Quarta, 22 de Novembro de 2017

MS passa a integrar cadastro nacional de apreensão de drogas

13 JUL 2010Por 13h:10
     

Mato Grosso do Sul é um dos 15 primeiros estados que passam a integrar o Cadastro Nacional de Apreensão de Drogas e Bens Relacionados (Sinad) do Ministério da Justiça (MJ). A partir do novo sistema, o Estado passa inserir dados sobre locais de apreensão, tipo e quantidade de entorpecente preso e idade e sexo dos envolvidos, entre outras informações.
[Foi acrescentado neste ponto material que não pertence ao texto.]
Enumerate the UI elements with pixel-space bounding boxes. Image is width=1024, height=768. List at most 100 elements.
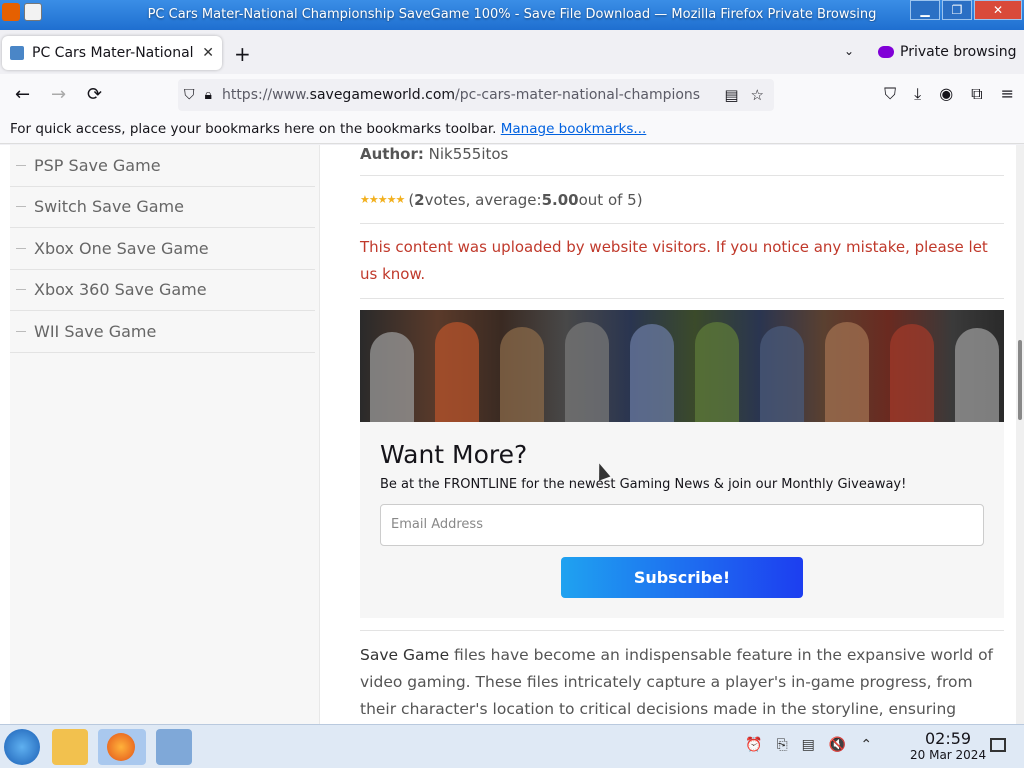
bookmark-star-icon[interactable]: ☆ xyxy=(751,86,764,104)
bookmarks-toolbar: For quick access, place your bookmarks h… xyxy=(0,116,1024,144)
sidebar-item-label: WII Save Game xyxy=(34,321,157,341)
url-text[interactable]: https://www.savegameworld.com/pc-cars-ma… xyxy=(222,87,714,103)
alarm-icon[interactable]: ⏰ xyxy=(745,737,762,753)
tab-close-icon[interactable]: ✕ xyxy=(202,45,214,61)
rating-votes: 2 xyxy=(414,190,425,209)
url-prefix: https://www. xyxy=(221,87,310,103)
sidebar-item-wii[interactable]: WII Save Game xyxy=(10,311,315,353)
system-settings-icon[interactable] xyxy=(156,729,192,765)
sidebar-item-switch[interactable]: Switch Save Game xyxy=(10,187,315,228)
sidebar-item-label: Xbox One Save Game xyxy=(34,238,209,258)
list-all-tabs-button[interactable]: ⌄ xyxy=(844,44,854,58)
tray-expand-icon[interactable]: ⌃ xyxy=(860,737,872,753)
sidebar-item-label: Switch Save Game xyxy=(34,197,184,217)
reload-button[interactable]: ⟳ xyxy=(87,84,102,105)
start-button[interactable] xyxy=(4,729,40,765)
show-desktop-button[interactable] xyxy=(990,738,1006,752)
article-body: Save Game files have become an indispens… xyxy=(360,631,1004,724)
character-figure xyxy=(890,324,934,422)
clock[interactable]: 02:59 20 Mar 2024 xyxy=(910,729,986,762)
promo-subheading: Be at the FRONTLINE for the newest Gamin… xyxy=(380,477,907,492)
email-field[interactable]: Email Address xyxy=(380,504,984,546)
file-manager-icon[interactable] xyxy=(52,729,88,765)
back-button[interactable]: ← xyxy=(15,84,30,105)
tracking-protection-shield-icon[interactable]: ⛉ xyxy=(184,87,195,103)
window-title: PC Cars Mater-National Championship Save… xyxy=(147,7,877,22)
sidebar-item-label: Xbox 360 Save Game xyxy=(34,280,207,300)
character-figure xyxy=(435,322,479,422)
character-figure xyxy=(370,332,414,422)
lock-icon[interactable]: 🔒︎ xyxy=(205,87,212,103)
close-button[interactable]: ✕ xyxy=(974,0,1022,20)
scrollbar-thumb[interactable] xyxy=(1018,340,1022,420)
visitor-upload-notice: This content was uploaded by website vis… xyxy=(360,224,1004,299)
character-figure xyxy=(825,322,869,422)
window-titlebar: PC Cars Mater-National Championship Save… xyxy=(0,0,1024,30)
minimize-button[interactable]: ▁ xyxy=(910,0,940,20)
system-tray: ⏰ ⎘ ▤ 🔇 ⌃ xyxy=(745,737,872,753)
dash-icon xyxy=(16,164,26,166)
forward-button[interactable]: → xyxy=(51,84,66,105)
new-tab-button[interactable]: + xyxy=(234,42,251,66)
firefox-logo-icon xyxy=(107,733,135,761)
rating-average: 5.00 xyxy=(541,190,579,209)
url-path: /pc-cars-mater-national-champions xyxy=(455,87,701,103)
volume-muted-icon[interactable]: 🔇 xyxy=(829,737,846,753)
reader-view-icon[interactable]: ▤ xyxy=(724,86,738,104)
rating-stars-icon[interactable]: ★★★★★ xyxy=(360,193,405,206)
clock-date: 20 Mar 2024 xyxy=(910,748,987,762)
private-browsing-indicator: Private browsing xyxy=(878,44,1017,60)
dash-icon xyxy=(16,330,26,332)
sidebar-item-label: PSP Save Game xyxy=(34,155,161,175)
author-line: Author: Nik555itos xyxy=(360,145,1004,176)
private-browsing-label: Private browsing xyxy=(900,44,1017,60)
sidebar-item-psp[interactable]: PSP Save Game xyxy=(10,145,315,187)
firefox-taskbar-icon[interactable] xyxy=(98,729,146,765)
character-figure xyxy=(500,327,544,422)
maximize-button[interactable]: ❐ xyxy=(942,0,972,20)
sidebar-item-xbox-one[interactable]: Xbox One Save Game xyxy=(10,228,315,270)
rating-row: ★★★★★ (2 votes, average: 5.00 out of 5) xyxy=(360,176,1004,224)
rating-votes-text: votes, average: xyxy=(424,190,542,209)
character-figure xyxy=(760,326,804,422)
url-host: savegameworld.com xyxy=(309,87,456,103)
promo-heading: Want More? xyxy=(380,440,528,469)
game-characters-banner xyxy=(360,310,1004,422)
clipboard-icon[interactable]: ⎘ xyxy=(776,737,787,753)
tab-strip: PC Cars Mater-National C ✕ + ⌄ Private b… xyxy=(0,30,1024,74)
body-highlight[interactable]: Save Game xyxy=(360,646,449,664)
author-label: Author: xyxy=(360,145,424,163)
clock-time: 02:59 xyxy=(924,729,972,748)
category-sidebar: PSP Save Game Switch Save Game Xbox One … xyxy=(10,145,320,724)
character-figure xyxy=(955,328,999,422)
rating-out-of: out of 5) xyxy=(578,190,643,209)
newsletter-promo: Want More? Be at the FRONTLINE for the n… xyxy=(360,310,1004,618)
page-viewport: PSP Save Game Switch Save Game Xbox One … xyxy=(0,145,1024,724)
taskbar: ⏰ ⎘ ▤ 🔇 ⌃ 02:59 20 Mar 2024 xyxy=(0,724,1024,768)
dash-icon xyxy=(16,289,26,291)
dash-icon xyxy=(16,247,26,249)
dash-icon xyxy=(16,206,26,208)
character-figure xyxy=(565,322,609,422)
character-figure xyxy=(695,322,739,422)
manage-bookmarks-link[interactable]: Manage bookmarks... xyxy=(501,121,647,137)
app-menu-icon[interactable]: ≡ xyxy=(1001,84,1014,104)
url-bar[interactable]: ⛉ 🔒︎ https://www.savegameworld.com/pc-ca… xyxy=(178,79,774,111)
article-content: Author: Nik555itos ★★★★★ (2 votes, avera… xyxy=(360,145,1004,724)
account-icon[interactable]: ◉ xyxy=(939,84,953,104)
tab-title: PC Cars Mater-National C xyxy=(32,45,197,61)
storage-icon[interactable]: ▤ xyxy=(802,737,815,753)
private-mask-icon xyxy=(878,46,894,58)
page-scrollbar[interactable] xyxy=(1016,145,1024,724)
subscribe-button[interactable]: Subscribe! xyxy=(561,557,803,598)
extensions-icon[interactable]: ⧉ xyxy=(971,84,982,104)
character-figure xyxy=(630,324,674,422)
body-text: files have become an indispensable featu… xyxy=(360,646,994,718)
tab-active[interactable]: PC Cars Mater-National C ✕ xyxy=(2,36,222,70)
author-name: Nik555itos xyxy=(428,145,509,163)
sidebar-item-xbox-360[interactable]: Xbox 360 Save Game xyxy=(10,270,315,311)
navigation-toolbar: ← → ⟳ ⛉ 🔒︎ https://www.savegameworld.com… xyxy=(0,74,1024,116)
pocket-icon[interactable]: ⛉ xyxy=(884,84,896,104)
downloads-icon[interactable]: ⤓ xyxy=(914,84,921,104)
bookmarks-hint: For quick access, place your bookmarks h… xyxy=(10,121,497,137)
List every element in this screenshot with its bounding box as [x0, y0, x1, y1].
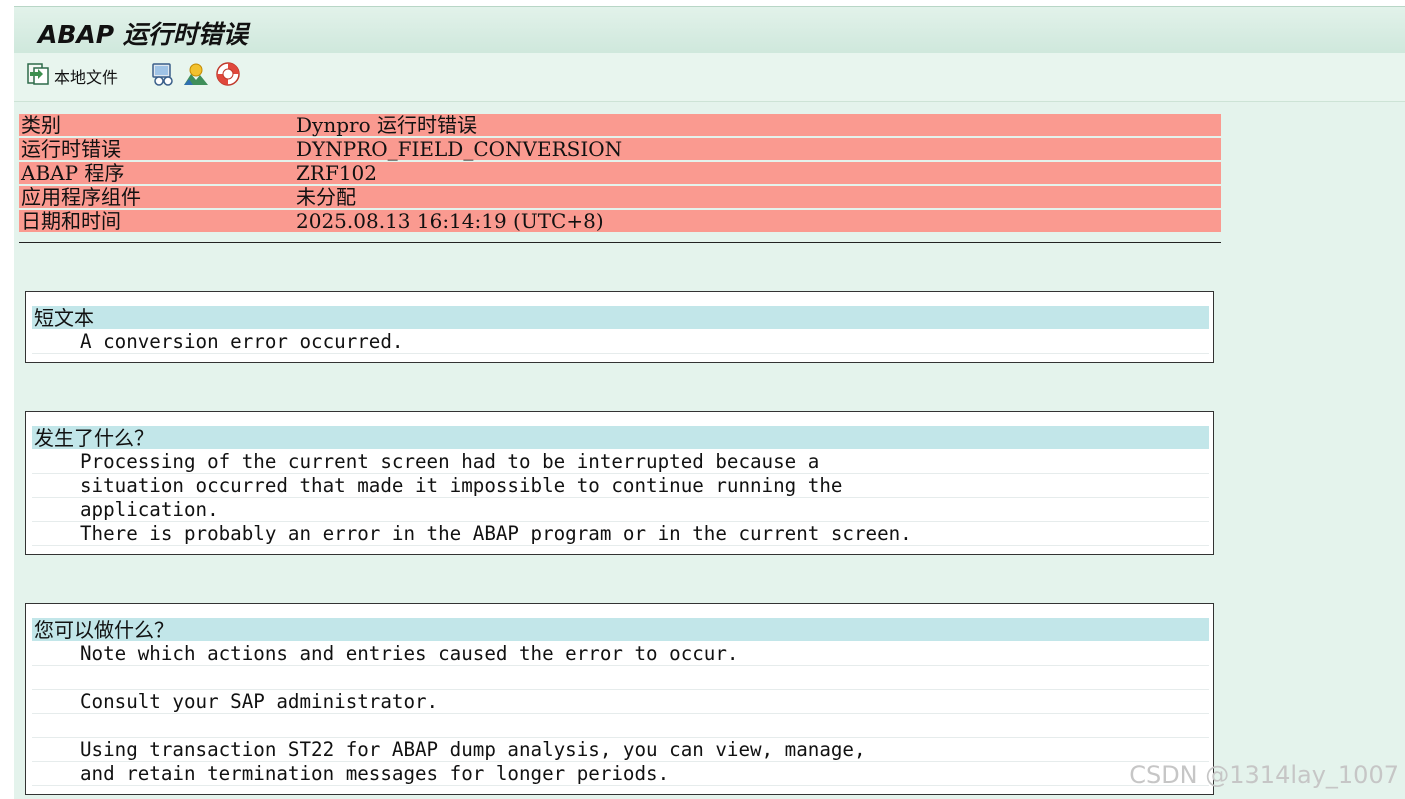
watermark: CSDN @1314lay_1007 — [1129, 761, 1399, 789]
section-line: Consult your SAP administrator. — [32, 690, 1209, 714]
header-value: 未分配 — [296, 185, 356, 209]
debugger-icon — [150, 61, 176, 91]
landscape-picture-icon — [183, 61, 209, 91]
section-line-text: A conversion error occurred. — [80, 330, 404, 353]
help-button[interactable] — [215, 61, 241, 91]
section-line: and retain termination messages for long… — [32, 762, 1209, 786]
header-divider — [19, 242, 1221, 243]
section-line: Processing of the current screen had to … — [32, 450, 1209, 474]
section-line: application. — [32, 498, 1209, 522]
section-line-text: situation occurred that made it impossib… — [80, 474, 843, 497]
section-line-text: Processing of the current screen had to … — [80, 450, 820, 473]
page-title: ABAP 运行时错误 — [38, 20, 248, 49]
header-value: ZRF102 — [296, 161, 378, 185]
header-key: ABAP 程序 — [21, 161, 125, 185]
section-line-text: Consult your SAP administrator. — [80, 690, 439, 713]
section-line-text: Using transaction ST22 for ABAP dump ana… — [80, 738, 866, 761]
debug-button[interactable] — [150, 63, 176, 89]
section-heading-text: 您可以做什么？ — [34, 618, 174, 642]
section-what-can-you-do: 您可以做什么？ Note which actions and entries c… — [25, 603, 1214, 795]
section-line — [32, 714, 1209, 738]
section-line: Note which actions and entries caused th… — [32, 642, 1209, 666]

Além disso, os órgãos de segurança pública terão acesso aos mesmos dados inseridos pelas polícias de outros estados inseridos na rede Sinad.

De acordo com o gestor estadual do sistema, Francisco Duarte de Almeida, também gestor de Estatísticas e Análise Criminal da Secretaria de Estado de Justiça e Segurança Pública (Sejusp), o Sinad está previsto na lei de entorpecentes de 2006 que estabelece a criação de um banco de dados nacional que comporta todas as informações sobre apreensão de drogas e bens relacionados com tráfico. Segundo o gestor, Mato Grosso do Sul é um dos primeiros estados que integram o novo sistema porque é uma região considerada como um corredor para o tráfico de entorpecentes.

Para o gestor do Sinad no Estado, o novo sistema traz diversos benefícios para a segurança pública em Mato Grosso do Sul. "Facilita muito o processo de investigação e disponibiliza acesso a todas as informações. Isso agiliza também o andamento e acompanhamento dos processos sobre os bens apreendidos. Através do Sinad podemos saber se houve perda para a União ou não para a liberação de recursos federais destinados ao Estado", explica.

Conforme o Ministério da Justiça, o sistema deve ajudar na formulação de políticas públicas mais precisas, no acompanhamento e distribuição dos recursos obtidos pela apreensão de bens envolvidos no tráfico de drogas e na produção de dados estatísticos sobre o tema. Segundo o gestor Francisco Duarte, por ser um corredor do tráfico de drogas, Mato Grosso do Sul tem algumas prioridades para o envio destes recursos que devem ser empregados no combate a esta modalidade de crime. "Agora passamos a ter mais critérios para esta liberação", observa.